They made jokes.
After scoring a goal in the Kraken’s win over Edmonton on Friday night, defenseman Adam Larrson drew chuckles when he told media members not to get used to it. Asked to describe his goal, Colin Blackwell said he “blacked out.” Head coach Dave Hakstol closed his press conference with a back-and-forth about assistant coach Paul McFarland, who was hit in the head with a puck during the game.
“Actually glad that one hit him because I did see it,” Hakstol said with a smirk on his way out the door.
The mood after Friday’s game was a far cry from the quiet, frustrated press conferences of November. There wasn’t much to joke about when the Kraken were in the midst of a six-game losing streak, having dropped eight out of their last nine. Instead of teasing, the players lamented the team’s tendency to find ways to lose. But that hasn’t been the case lately.
“Everything’s great,” Blackwell said when asked about the team’s recent mood.
It’s easy to see why.
Winners of five of their last seven, the Kraken are on an upward swing. Their 5-1-1 record — good for 11 points — since Nov. 21 is tied with Minnesota (5-0-1, 11 points) for the NHL’s best mark in that span. Seattle has also registered points in four straight games.
“I think we’re getting a lot of good efforts from everybody,” Blackwell said. “I think that’s what it takes to win in this league. There’s positivity around the room. You see it on the bench, too. Somebody might not win a battle — or maybe you do win a battle — everybody is kind of cheering each other on and that’s what it takes to kind of motivate one another and support one another. Good things are happening for us.”
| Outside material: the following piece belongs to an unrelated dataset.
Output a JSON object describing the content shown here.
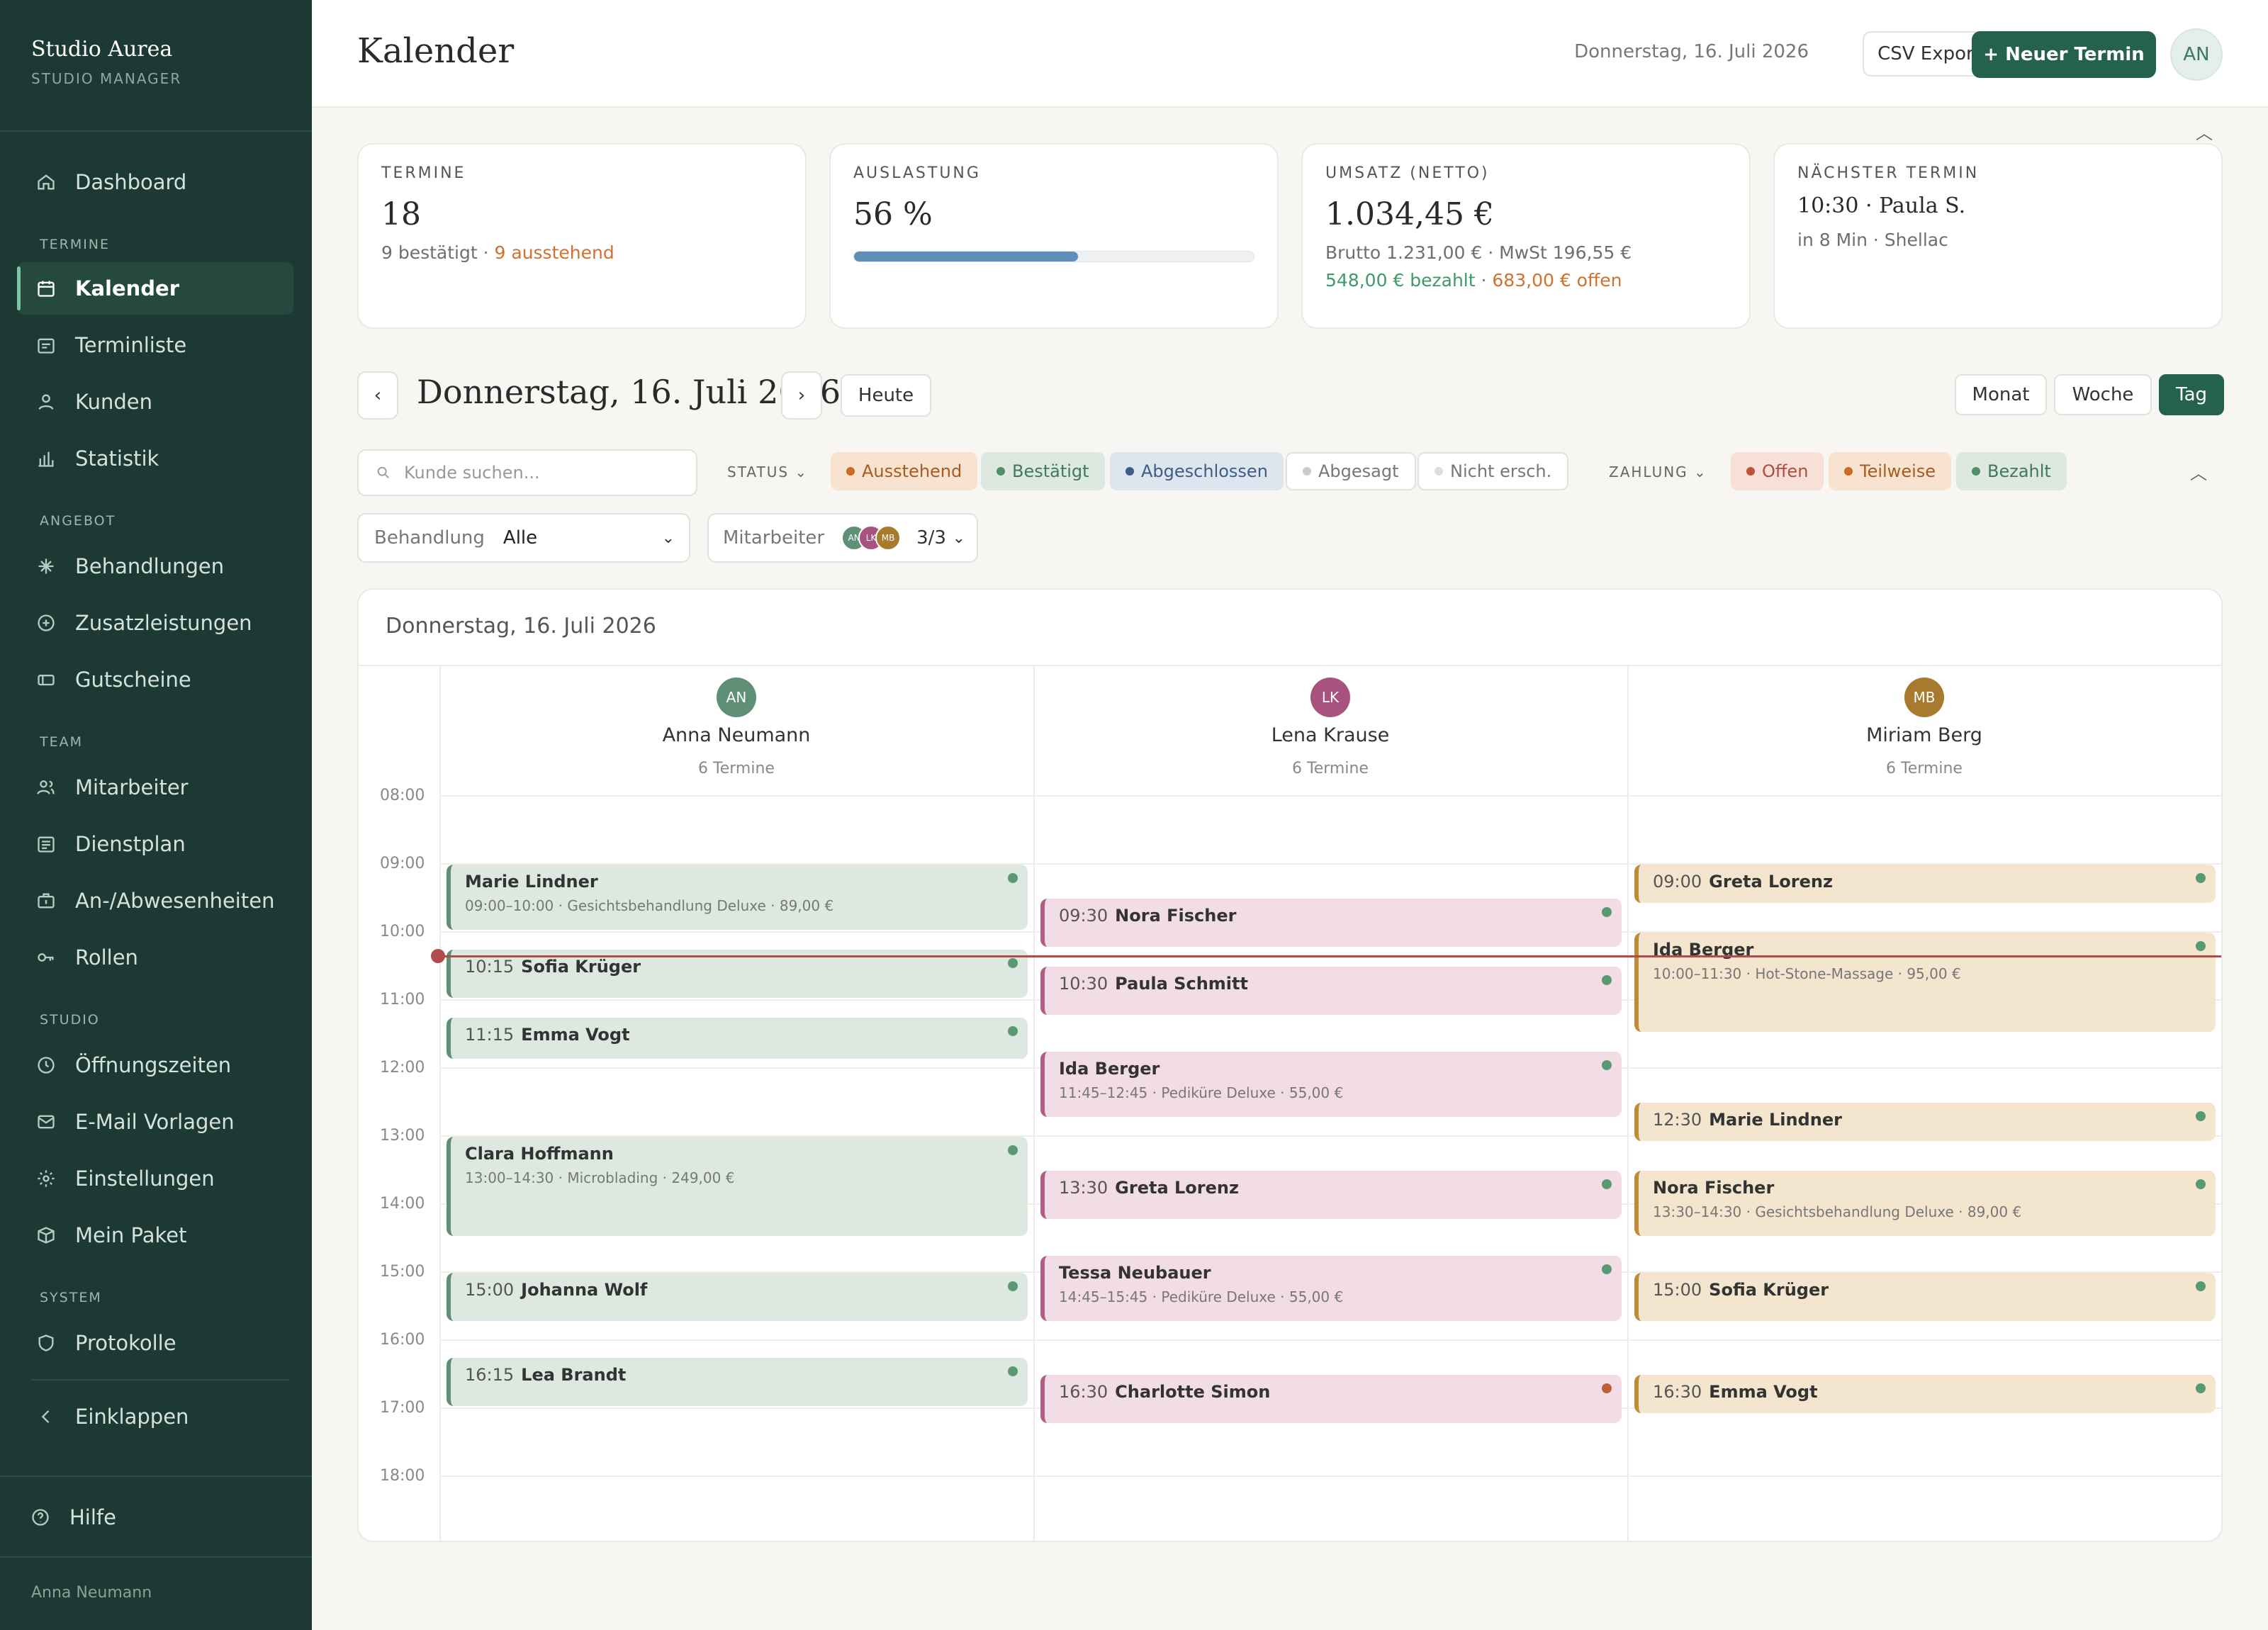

The success on the ice has translated to a lighter atmosphere and energetic practices. And as Hakstol and his players spoke after the victory over Edmonton, the word “identity” came up again and again. A month ago, they were talking about searching for one. Now, they seem to have found it.
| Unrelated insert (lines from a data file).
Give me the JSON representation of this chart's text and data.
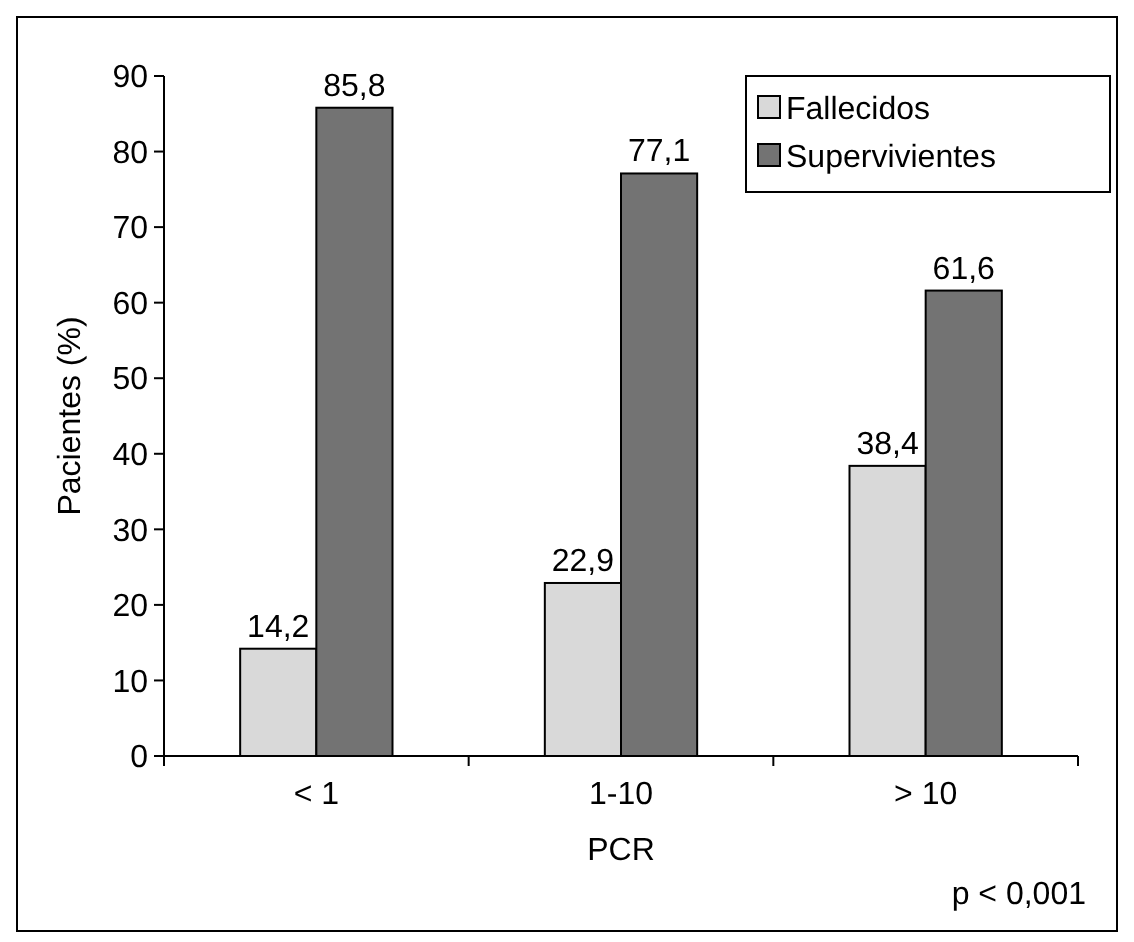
{
  "chart_data": {
    "type": "bar",
    "categories": [
      "< 1",
      "1-10",
      "> 10"
    ],
    "series": [
      {
        "name": "Fallecidos",
        "color": "#d9d9d9",
        "values": [
          14.2,
          22.9,
          38.4
        ],
        "value_labels": [
          "14,2",
          "22,9",
          "38,4"
        ]
      },
      {
        "name": "Supervivientes",
        "color": "#737373",
        "values": [
          85.8,
          77.1,
          61.6
        ],
        "value_labels": [
          "85,8",
          "77,1",
          "61,6"
        ]
      }
    ],
    "ylim": [
      0,
      90
    ],
    "yticks": [
      0,
      10,
      20,
      30,
      40,
      50,
      60,
      70,
      80,
      90
    ],
    "xlabel": "PCR",
    "ylabel": "Pacientes (%)",
    "annotations": [
      "p < 0,001"
    ],
    "legend": "top right",
    "grid": false
  }
}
“I think it’s just the confidence,” defenseman Carson Soucy said Friday of the team’s shift in mood. “Last home stand we beat some good teams and then we went on the road and beat some good teams, too. I think it’s confidence in our game and what we have to do to be successful.
“I think we’re starting to see what that takes and how to do it night in and night out. Obviously, it’s not going to be perfect games but I think we’re closer to 60 minutes every night. I think just that confidence is kind of building.”
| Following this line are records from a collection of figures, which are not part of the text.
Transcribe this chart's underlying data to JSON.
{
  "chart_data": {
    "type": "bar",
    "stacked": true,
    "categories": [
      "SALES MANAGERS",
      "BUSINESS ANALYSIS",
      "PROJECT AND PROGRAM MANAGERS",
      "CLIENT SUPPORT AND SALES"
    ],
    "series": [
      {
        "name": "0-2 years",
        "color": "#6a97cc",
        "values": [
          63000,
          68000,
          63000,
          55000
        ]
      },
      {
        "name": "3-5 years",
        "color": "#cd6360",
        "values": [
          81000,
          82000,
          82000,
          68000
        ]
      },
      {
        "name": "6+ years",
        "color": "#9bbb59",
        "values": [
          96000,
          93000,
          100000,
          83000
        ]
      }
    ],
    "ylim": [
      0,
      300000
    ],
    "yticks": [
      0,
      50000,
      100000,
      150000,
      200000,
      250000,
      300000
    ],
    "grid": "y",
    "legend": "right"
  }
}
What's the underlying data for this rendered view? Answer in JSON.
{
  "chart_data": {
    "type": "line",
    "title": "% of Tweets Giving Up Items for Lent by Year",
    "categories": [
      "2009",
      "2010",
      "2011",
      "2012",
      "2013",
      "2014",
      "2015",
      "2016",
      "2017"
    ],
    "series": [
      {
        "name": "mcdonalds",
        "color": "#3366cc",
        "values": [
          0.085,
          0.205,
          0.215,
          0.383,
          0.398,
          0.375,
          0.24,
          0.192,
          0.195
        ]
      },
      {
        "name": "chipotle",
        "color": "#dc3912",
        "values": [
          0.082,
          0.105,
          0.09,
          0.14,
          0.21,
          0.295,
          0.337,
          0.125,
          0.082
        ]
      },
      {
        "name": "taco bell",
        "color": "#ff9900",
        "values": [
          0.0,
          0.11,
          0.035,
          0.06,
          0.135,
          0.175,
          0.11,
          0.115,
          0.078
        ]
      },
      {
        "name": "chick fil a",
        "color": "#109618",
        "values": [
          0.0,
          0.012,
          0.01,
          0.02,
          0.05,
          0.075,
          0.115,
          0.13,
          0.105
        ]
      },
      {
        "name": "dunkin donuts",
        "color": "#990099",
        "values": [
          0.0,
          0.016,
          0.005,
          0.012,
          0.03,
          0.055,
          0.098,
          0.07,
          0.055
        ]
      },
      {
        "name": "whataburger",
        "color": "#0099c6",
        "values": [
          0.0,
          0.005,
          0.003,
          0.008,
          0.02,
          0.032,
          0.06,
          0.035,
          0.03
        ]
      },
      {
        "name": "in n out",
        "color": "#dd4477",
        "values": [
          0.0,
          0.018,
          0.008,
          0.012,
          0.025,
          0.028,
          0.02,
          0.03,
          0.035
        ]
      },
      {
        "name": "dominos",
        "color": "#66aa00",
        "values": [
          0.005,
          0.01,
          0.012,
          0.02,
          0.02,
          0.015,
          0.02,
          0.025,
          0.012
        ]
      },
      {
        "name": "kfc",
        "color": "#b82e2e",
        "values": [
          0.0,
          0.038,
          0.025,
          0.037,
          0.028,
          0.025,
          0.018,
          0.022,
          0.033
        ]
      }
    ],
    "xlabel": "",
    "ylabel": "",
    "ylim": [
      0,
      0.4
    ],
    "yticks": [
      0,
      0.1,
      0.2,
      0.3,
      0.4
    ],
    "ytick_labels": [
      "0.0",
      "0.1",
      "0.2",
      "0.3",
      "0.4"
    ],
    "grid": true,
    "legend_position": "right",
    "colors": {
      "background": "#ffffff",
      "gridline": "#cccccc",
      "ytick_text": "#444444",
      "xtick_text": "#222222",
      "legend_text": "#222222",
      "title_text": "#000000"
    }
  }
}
The difference in the Kraken from a month ago until now was on full display against Edmonton, a team that beat Seattle 5-2 on Nov. 1. This time around, the Kraken took control in the second period and then held off a comeback attempt from Connor McDavid and the high-powered Oilers. Thanks to a Seattle penalty, Edmonton even played the final 90 seconds with a six-on-four advantage.
“We have a little bit more cohesion,” Hakstol said. “That’s natural. That’s going to come with being in those situations together. There’s different people involved. The guys, especially down the stretch, did a pretty good job. We gave up (a goal) right after the power play. That’s one that made our job a little harder. But again, they made a good play and got within one. But from there, they took a deep breath and then went out and did our job from there.”
With 20 points, the Kraken are currently in seventh place in the Pacific Division and six points out of the final wild-card spot. They’ll have a chance to make up more ground over the remainder of this home stand. After facing Pittsburgh on Monday, Seattle will play Winnipeg and Columbus before heading back out on the road.
“We’re a much more mature group right now,” said forward Yanni Gourde. “We’re making better decisions. We know what to do. We’re confident in our group. We got to keep pushing.”